Isso era consistente não com um buraco negro, mas com uma estrela de nêutrons. E não apenas qualquer estrela de nêutrons. Parecia ser o que chamamos de magnetar: uma com um campo magnético 1.000 vezes mais poderoso que o de uma estrela de nêutrons comum e um quatrilhão de vezes mais poderoso que o da Terra. E existiu por mais de 100.000 segundos (quase 28 horas).

“Pela primeira vez”, disse Jordana-Mitjans, “nossas observações destacam múltiplos sinais de uma estrela de nêutrons resultante que viveu por pelo menos um dia após a morte do sistema binário original de estrelas de nêutrons”.

O que poderia ter ajudado o magnetar a viver tanto tempo não está claro. É possível que o campo magnético tenha ajudado um pouco, fornecendo um puxão externo que a impediu de colapsar totalmente, pelo menos por um tempo.

Seja qual for o mecanismo – e isso definitivamente vai justificar uma investigação mais aprofundada – o trabalho da equipe mostra que estrelas de nêutrons supramassivas são capazes de lançar erupções de raios gama de curta duração e que não podemos mais assumir a presença de um buraco negro.

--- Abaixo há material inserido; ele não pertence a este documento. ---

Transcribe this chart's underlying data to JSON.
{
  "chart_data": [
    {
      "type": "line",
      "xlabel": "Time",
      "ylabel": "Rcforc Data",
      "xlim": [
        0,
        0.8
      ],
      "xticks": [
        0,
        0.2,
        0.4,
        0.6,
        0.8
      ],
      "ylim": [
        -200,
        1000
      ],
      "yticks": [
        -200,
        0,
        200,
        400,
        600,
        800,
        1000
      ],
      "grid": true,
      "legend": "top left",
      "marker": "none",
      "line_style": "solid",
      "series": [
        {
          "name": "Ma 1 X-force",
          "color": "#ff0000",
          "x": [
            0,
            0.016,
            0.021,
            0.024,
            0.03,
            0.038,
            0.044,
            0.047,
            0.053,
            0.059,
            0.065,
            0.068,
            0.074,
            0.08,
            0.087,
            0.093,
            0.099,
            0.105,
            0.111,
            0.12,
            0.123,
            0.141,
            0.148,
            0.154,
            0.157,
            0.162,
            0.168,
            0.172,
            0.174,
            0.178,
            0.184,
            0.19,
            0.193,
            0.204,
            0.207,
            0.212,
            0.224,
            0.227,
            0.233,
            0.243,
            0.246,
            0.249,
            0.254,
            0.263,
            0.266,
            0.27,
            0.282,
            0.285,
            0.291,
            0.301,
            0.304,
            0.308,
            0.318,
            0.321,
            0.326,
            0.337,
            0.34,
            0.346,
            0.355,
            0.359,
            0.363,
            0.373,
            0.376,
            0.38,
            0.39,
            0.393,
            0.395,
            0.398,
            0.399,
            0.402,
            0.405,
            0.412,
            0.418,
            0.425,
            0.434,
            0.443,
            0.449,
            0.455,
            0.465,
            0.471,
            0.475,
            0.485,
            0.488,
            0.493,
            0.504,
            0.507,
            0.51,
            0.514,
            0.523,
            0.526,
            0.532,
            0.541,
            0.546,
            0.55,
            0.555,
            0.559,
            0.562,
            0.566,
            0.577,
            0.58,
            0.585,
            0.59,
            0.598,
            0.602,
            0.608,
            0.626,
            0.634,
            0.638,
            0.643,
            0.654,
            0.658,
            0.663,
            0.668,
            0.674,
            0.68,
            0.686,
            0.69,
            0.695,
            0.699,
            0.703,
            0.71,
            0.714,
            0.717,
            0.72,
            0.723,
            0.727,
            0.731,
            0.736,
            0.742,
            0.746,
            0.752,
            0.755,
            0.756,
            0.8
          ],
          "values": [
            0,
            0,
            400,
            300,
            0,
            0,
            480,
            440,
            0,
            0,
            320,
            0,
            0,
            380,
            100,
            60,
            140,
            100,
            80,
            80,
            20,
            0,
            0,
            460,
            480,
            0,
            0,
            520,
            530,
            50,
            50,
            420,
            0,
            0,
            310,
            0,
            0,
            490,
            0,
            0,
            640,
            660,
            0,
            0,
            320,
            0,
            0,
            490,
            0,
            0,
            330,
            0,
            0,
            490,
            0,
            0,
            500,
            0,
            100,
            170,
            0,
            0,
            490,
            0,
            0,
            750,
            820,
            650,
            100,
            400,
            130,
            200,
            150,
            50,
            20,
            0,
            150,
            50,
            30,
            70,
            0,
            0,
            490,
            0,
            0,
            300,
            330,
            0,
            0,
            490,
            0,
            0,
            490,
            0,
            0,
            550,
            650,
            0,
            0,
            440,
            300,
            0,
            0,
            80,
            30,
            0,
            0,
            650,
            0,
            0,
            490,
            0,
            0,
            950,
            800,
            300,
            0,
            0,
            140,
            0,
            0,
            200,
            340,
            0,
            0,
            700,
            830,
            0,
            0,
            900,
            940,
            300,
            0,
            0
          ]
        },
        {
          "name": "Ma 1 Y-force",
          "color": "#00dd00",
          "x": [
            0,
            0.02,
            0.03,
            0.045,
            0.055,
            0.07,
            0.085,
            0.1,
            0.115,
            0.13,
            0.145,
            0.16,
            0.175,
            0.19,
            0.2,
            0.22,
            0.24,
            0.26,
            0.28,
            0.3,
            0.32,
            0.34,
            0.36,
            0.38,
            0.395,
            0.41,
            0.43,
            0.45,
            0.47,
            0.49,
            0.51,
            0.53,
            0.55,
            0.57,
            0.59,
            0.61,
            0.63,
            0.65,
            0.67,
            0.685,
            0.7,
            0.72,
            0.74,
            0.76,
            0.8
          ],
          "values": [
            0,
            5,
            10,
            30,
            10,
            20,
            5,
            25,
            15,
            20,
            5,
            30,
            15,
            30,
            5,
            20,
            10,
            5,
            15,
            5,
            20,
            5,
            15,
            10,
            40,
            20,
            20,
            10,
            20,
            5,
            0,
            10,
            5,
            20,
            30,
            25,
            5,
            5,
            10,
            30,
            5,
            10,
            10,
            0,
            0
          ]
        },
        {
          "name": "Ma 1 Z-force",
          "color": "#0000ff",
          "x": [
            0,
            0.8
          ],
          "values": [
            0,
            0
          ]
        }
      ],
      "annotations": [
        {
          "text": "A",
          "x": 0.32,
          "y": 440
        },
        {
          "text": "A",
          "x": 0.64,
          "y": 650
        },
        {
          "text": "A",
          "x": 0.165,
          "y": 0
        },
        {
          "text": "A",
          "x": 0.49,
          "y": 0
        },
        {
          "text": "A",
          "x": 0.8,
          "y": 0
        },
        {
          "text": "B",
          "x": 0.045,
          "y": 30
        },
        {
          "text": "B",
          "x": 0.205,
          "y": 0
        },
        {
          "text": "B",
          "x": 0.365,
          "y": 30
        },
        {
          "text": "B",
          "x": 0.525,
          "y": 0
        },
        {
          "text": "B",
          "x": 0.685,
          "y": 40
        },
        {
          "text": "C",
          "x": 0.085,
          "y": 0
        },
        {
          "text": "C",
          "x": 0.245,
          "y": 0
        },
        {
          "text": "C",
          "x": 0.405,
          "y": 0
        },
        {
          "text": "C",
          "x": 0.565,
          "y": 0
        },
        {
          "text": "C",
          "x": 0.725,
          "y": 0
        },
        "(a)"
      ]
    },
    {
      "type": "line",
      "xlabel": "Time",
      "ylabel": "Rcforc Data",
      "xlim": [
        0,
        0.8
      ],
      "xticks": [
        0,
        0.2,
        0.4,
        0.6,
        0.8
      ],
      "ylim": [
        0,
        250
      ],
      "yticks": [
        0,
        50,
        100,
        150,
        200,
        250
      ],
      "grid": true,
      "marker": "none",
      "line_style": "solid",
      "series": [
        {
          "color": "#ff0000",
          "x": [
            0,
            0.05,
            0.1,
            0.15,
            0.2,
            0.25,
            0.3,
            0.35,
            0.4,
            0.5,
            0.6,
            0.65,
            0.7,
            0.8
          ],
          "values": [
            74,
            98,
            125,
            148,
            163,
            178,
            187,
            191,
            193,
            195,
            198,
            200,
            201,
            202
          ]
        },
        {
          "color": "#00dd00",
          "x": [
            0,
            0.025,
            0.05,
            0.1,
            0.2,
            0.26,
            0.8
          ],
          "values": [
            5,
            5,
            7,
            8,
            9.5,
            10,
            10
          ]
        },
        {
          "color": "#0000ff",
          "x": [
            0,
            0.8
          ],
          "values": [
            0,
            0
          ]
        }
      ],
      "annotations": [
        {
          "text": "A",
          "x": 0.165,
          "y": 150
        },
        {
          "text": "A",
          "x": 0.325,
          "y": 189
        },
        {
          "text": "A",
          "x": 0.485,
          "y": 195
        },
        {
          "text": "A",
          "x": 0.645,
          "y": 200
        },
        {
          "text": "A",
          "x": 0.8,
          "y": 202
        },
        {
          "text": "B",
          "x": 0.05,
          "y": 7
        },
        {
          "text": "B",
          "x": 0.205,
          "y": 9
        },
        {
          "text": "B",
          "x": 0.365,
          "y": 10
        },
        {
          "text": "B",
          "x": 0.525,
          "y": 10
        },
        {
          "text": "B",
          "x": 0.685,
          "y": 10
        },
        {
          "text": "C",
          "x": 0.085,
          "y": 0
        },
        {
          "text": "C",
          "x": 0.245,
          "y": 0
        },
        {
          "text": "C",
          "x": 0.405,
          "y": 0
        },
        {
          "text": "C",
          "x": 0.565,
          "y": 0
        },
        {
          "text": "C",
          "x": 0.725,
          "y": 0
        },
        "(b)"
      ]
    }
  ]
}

“Tais descobertas são importantes, pois confirmam que as estrelas de nêutrons recém-nascidas podem alimentar algumas erupções de raios gama de curta duração e as emissões brilhantes em todo o espectro eletromagnético que foram detectadas as acompanhando”, disse Jordana-Mitjans.

“Esta descoberta pode oferecer uma nova maneira de localizar fusões de estrelas de nêutrons e, portanto, emissores de ondas gravitacionais, quando estivermos procurando sinais no céu”.

A pesquisa foi publicada no The Astrophysical Journal.